Processing a traumatic or difficult memory is simple in regards to the mechanics of psychological therapy and how this interacts with your brain. I’ll give you the basic steps. Firstly, your psychologist would give provide techniques that are tailored to you that help reduce your distress more effectively than ever before. You then talk about your memory of the event in specific detail. It follows that with your new techniques you can demonstrate to yourself mastery of the emotions that come up. And finally, your brain begins to habituate to those emotions. Habituation is the gradual reduction of a reaction in response to a specific stimulus. In this case, it is a reaction to the reliving of a memory. When you learn to manage those emotions when reliving a memory you will be able to think more clearly. This means you are more able to make sense of that experience, be more willing to forgive or let go of a transgression, or perhaps remember details that you had previously forgotten during other recollections.

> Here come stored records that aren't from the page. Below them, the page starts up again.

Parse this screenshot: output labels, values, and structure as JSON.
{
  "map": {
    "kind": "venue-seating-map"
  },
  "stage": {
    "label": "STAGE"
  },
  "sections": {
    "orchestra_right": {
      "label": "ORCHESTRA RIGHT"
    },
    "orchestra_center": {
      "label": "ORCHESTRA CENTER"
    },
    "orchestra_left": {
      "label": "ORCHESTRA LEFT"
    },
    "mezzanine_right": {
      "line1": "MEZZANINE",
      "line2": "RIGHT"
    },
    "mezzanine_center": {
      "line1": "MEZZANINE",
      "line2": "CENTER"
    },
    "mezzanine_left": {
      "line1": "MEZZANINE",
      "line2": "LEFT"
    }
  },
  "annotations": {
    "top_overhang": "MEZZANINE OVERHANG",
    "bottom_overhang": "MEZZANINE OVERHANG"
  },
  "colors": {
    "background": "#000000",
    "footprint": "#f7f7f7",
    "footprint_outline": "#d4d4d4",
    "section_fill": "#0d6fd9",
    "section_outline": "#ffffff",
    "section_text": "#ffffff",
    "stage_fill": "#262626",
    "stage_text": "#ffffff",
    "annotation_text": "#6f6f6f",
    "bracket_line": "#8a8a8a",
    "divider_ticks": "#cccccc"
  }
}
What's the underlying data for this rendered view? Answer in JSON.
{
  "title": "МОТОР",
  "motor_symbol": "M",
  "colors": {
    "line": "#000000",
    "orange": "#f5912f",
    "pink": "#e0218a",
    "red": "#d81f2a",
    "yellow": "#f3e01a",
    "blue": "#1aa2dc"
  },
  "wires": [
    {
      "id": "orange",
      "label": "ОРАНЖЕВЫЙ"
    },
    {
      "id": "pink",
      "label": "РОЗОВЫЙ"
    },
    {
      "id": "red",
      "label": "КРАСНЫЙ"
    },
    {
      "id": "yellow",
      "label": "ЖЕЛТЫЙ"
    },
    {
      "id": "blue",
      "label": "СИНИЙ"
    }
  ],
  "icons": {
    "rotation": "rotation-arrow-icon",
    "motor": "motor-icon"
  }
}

In order to provide something practical, I’ll describe one of the basic processes that I have clients use when a difficult emotion or memory rises up. The three steps are validate, dilute, then commit. Validate your emotional reaction, be able to say to yourself in a genuine way, “it is OK that these emotions came up, I have gone through a hard time”. This process validates your experience and thereby reduces the additional, very stressful complication that you might be going “crazy”.
Then move onto dilution. This refers to the reduction of the severity of the reaction and its causes. This is achieved either with introducing an alternative thought that is less catastrophic, or with some deep breathing techniques. Whichever is more appropriate considering the severity of your reaction. The more severe the reaction the less able you will be to engage with a different perspective and as such using some deep breathing techniques can be useful (check them out on www.smilingmind.com.au). Let’s visit our previous example, to illustrate the introduction of an alternative thought. While your relationship was tense at the time of his passing, what other evidence suggests that your whole relationship could not be defined by that tough period? When you remember those better times, can you let in the feelings of warmth toward him?

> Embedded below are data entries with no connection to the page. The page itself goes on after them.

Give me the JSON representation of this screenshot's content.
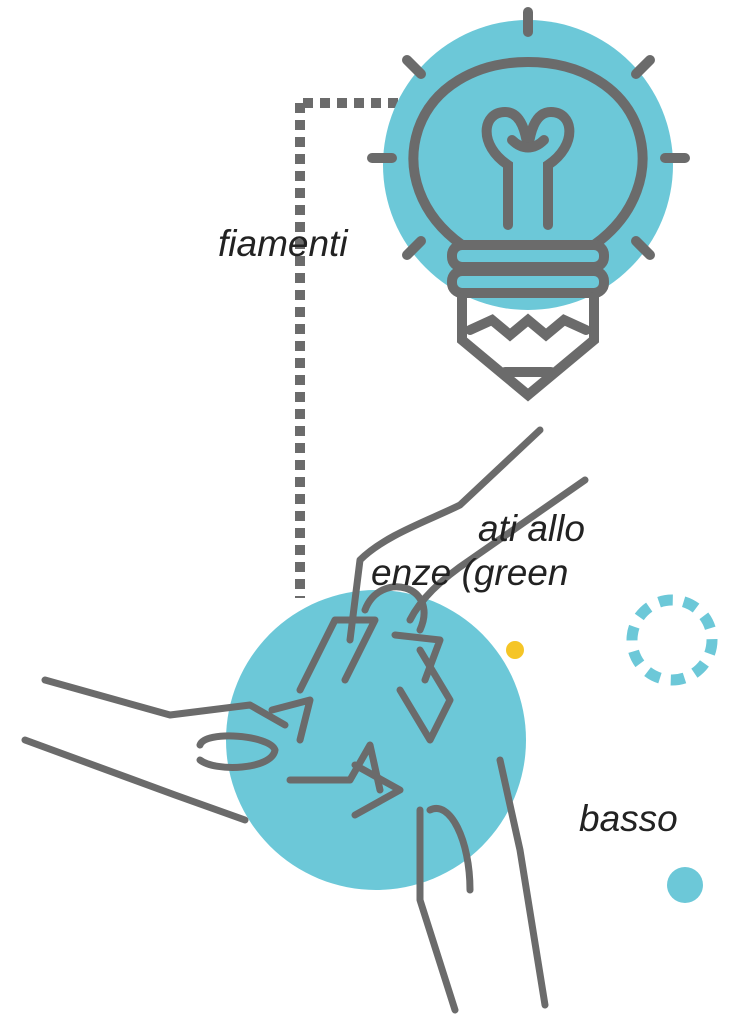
{
  "text_fragments": [
    "fiamenti",
    "ati allo",
    "enze (green",
    "basso"
  ],
  "colors": {
    "accent_teal": "#6cc8d8",
    "line_gray": "#6b6b6b",
    "accent_yellow": "#f5c526",
    "text_dark": "#222222",
    "background": "#ffffff"
  },
  "icons": [
    "lightbulb-pencil-icon",
    "recycle-hands-icon",
    "dashed-circle-decoration",
    "yellow-dot",
    "teal-dot"
  ]
}
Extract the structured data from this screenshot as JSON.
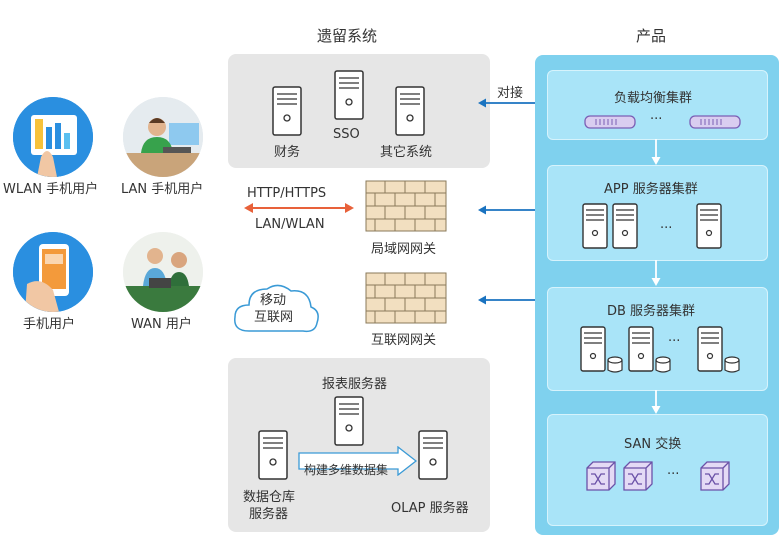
{
  "legacy": {
    "title": "遗留系统",
    "servers": [
      "财务",
      "SSO",
      "其它系统"
    ],
    "docking": "对接"
  },
  "product": {
    "title": "产品",
    "load_balancer": "负载均衡集群",
    "app_cluster": "APP 服务器集群",
    "db_cluster": "DB 服务器集群",
    "san": "SAN 交换",
    "ellipsis": "···"
  },
  "users": [
    "WLAN 手机用户",
    "LAN 手机用户",
    "手机用户",
    "WAN 用户"
  ],
  "network": {
    "protocol1": "HTTP/HTTPS",
    "protocol2": "LAN/WLAN",
    "lan_gateway": "局域网网关",
    "cloud": "移动\n互联网",
    "internet_gateway": "互联网网关"
  },
  "report": {
    "title": "报表服务器",
    "warehouse": "数据仓库\n服务器",
    "arrow_label": "构建多维数据集",
    "olap": "OLAP 服务器"
  },
  "colors": {
    "blue_panel": "#7fd1ee",
    "blue_box": "#a9e4f8",
    "gray_panel": "#e6e6e6",
    "arrow_blue": "#1a73c0",
    "arrow_orange": "#e8613a"
  }
}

Finally, shift into commitment. This refers to the act of distracting yourself with another task, another conversation or pattern of thought, or even taking responsibility for whoever may have copped your angry outburst about something unrelated. It is wonderful to have an emotionally supportive partner, colleague or friend that understands your outbursts, but it is also useful to be able to manage those emotions on your own.
When I look over this article my own mind fills with the questions you might ask about your own personal experience and how it may not fit with these recommendations. Unfortunately such is the nature of psychological therapy, it is a very individual experience that is best navigated with a professional to best suit you. If you take away anything from this article, I hope it is the idea that avoidance of your own emotional state will only work for a short time. Eventually, when you find yourself self-medicating or distancing yourself from friends you may have discovered just how your brain will decide for you when you’ve had enough.